Journal of Low Power Electronics and Applications (Jan 2017)
On Improving Reliability of SRAM-Based Physically Unclonable Functions
Abstract
Physically unclonable functions (PUFs) have been touted for their inherent resistance to invasive attacks and low cost in providing a hardware root of trust for various security applications.
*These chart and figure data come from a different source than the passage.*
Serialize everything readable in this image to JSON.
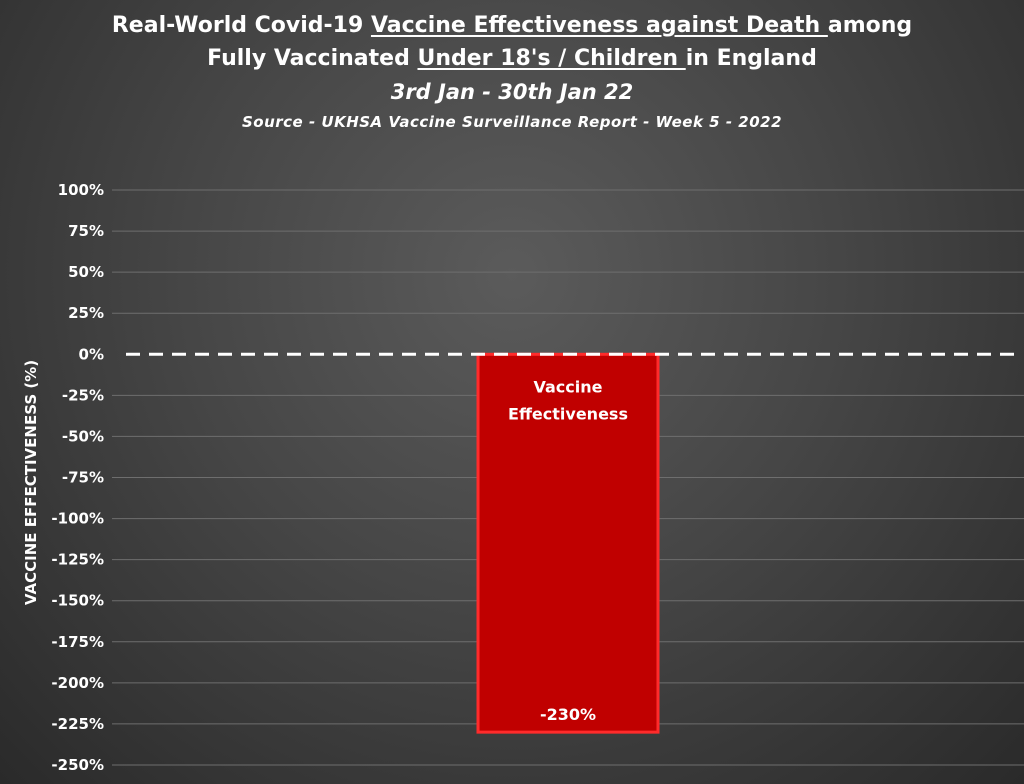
{
  "chart_data": {
    "type": "bar",
    "title": {
      "line1_pre": "Real-World Covid-19 ",
      "line1_u": "Vaccine Effectiveness against Death ",
      "line1_post": "among",
      "line2_pre": "Fully Vaccinated ",
      "line2_u": "Under 18's / Children ",
      "line2_post": "in England"
    },
    "subtitle": "3rd Jan - 30th Jan 22",
    "source": "Source - UKHSA Vaccine Surveillance Report - Week 5 - 2022",
    "ylabel": "VACCINE EFFECTIVENESS (%)",
    "ylim": [
      -250,
      100
    ],
    "yticks": [
      100,
      75,
      50,
      25,
      0,
      -25,
      -50,
      -75,
      -100,
      -125,
      -150,
      -175,
      -200,
      -225,
      -250
    ],
    "ytick_labels": [
      "100%",
      "75%",
      "50%",
      "25%",
      "0%",
      "-25%",
      "-50%",
      "-75%",
      "-100%",
      "-125%",
      "-150%",
      "-175%",
      "-200%",
      "-225%",
      "-250%"
    ],
    "grid": true,
    "reference_line": {
      "y": 0,
      "style": "dashed",
      "color": "#ffffff"
    },
    "series": [
      {
        "categories": [
          "Vaccine Effectiveness"
        ],
        "label_lines": [
          "Vaccine",
          "Effectiveness"
        ],
        "values": [
          -230
        ],
        "value_labels": [
          "-230%"
        ],
        "color": "#c00000",
        "border_color": "#ff2b2b"
      }
    ]
  }
}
SRAM PUFs in particular are popular in industry for key/ID generation. Due to intrinsic process variations, SRAM cells, ideally, tend to have the same start-up behavior. SRAM PUFs exploit this start-up behavior. Unfortunately, not all SRAM cells exhibit reliable start-up behavior due to noise susceptibility. Hence, design enhancements are needed for improving reliability. Some of the proposed enhancements in literature include fuzzy extraction, error-correcting codes and voting mechanisms. All enhancements involve a trade-off between area/power/performance overhead and PUF reliability. This paper presents a design enhancement technique for reliability that improves upon previous solutions. We present simulation results to quantify improvement in SRAM PUF reliability and efficiency. The proposed technique is shown to generate a 128-bit key in ≤0.2 μ s at an area estimate of 4538 μ m 2 with error rate as low as 10 − 6 for intrinsic error probability of 15%.